The following is a summary of “Functional Outcome and Hemorrhage Rates After Bridging Therapy With Tenecteplase or Alteplase in Patients With Large Ischemic Core,” published in the June 2024 issue of Neurology by Gerschenfeld et al.
Researchers conducted a retrospective study comparing the effectiveness and safety of tenecteplase versus alteplase before mechanical thrombectomy (MT) in patients with large-vessel occlusion (LVO) and large ischemic core.
They involved patients with anterior circulation LVO strokes and DWI-ASPECTS ≤5 treated with tenecteplase or alteplase before MT from the TETRIS (tenecteplase) and ETIS (alteplase) French multicenter registries. The primary outcome assessed was improved disability at 3 months using ordinal analysis of the mRS. Safety endpoints included 3-month mortality, parenchymal hematoma (PH), and symptomatic intracranial hemorrhage (sICH).
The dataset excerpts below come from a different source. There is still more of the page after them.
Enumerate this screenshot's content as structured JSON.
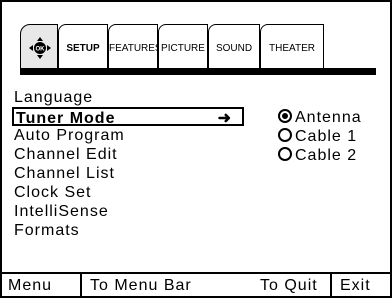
{
  "tabs": [
    {
      "label": "SETUP",
      "active": true
    },
    {
      "label": "FEATURES",
      "active": false
    },
    {
      "label": "PICTURE",
      "active": false
    },
    {
      "label": "SOUND",
      "active": false
    },
    {
      "label": "THEATER",
      "active": false
    }
  ],
  "ok_icon_label": "OK",
  "menu_items": [
    "Language",
    "Tuner Mode",
    "Auto Program",
    "Channel Edit",
    "Channel List",
    "Clock Set",
    "IntelliSense",
    "Formats"
  ],
  "selected_item": "Tuner Mode",
  "options": [
    {
      "label": "Antenna",
      "checked": true
    },
    {
      "label": "Cable 1",
      "checked": false
    },
    {
      "label": "Cable 2",
      "checked": false
    }
  ],
  "bottom": {
    "menu": "Menu",
    "to_menu_bar": "To Menu Bar",
    "to_quit": "To Quit",
    "exit": "Exit"
  }
}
Propensity score overlap weighting was employed to minimize baseline differences between treatment groups.
The results showed 647 patients (tenecteplase: n = 194, alteplase: n = 453, inclusion period 2015–2022). Median IQR age was 71 (57–81) years, with NIH Stroke Scale score 19 (16–22), DWI-ASPECTS 4 (3–5), and last seen well-to-IV thrombolysis and puncture times 165 minutes (130–226) and 260 minutes (203–349), respectively. Post-MT, the successful reperfusion rate was 83.1%. Following propensity score overlap weighting, baseline variables balanced well between treatment groups. Compared with alteplase, tenecteplase-treated patients had better 3-month mRS (standard OR for reduced disability: 1.37, 1.01–1.87, P=0.046) and lower 3-month mortality (OR 0.52, 0.33–0.81, P<0.01). No significant differences in PH (OR 0.84, 0.55–1.30, P=0.44) and sICH incidence (OR 0.70, 0.42–1.18, P=0.18) between thrombolytics.
Investigators concluded that tenecteplase showed promise as a safe and effective bridging therapy for patients with LVO ischemic stroke with large ischemic cores, compared to alteplase, warranting its consideration as an alternative in clinical practice.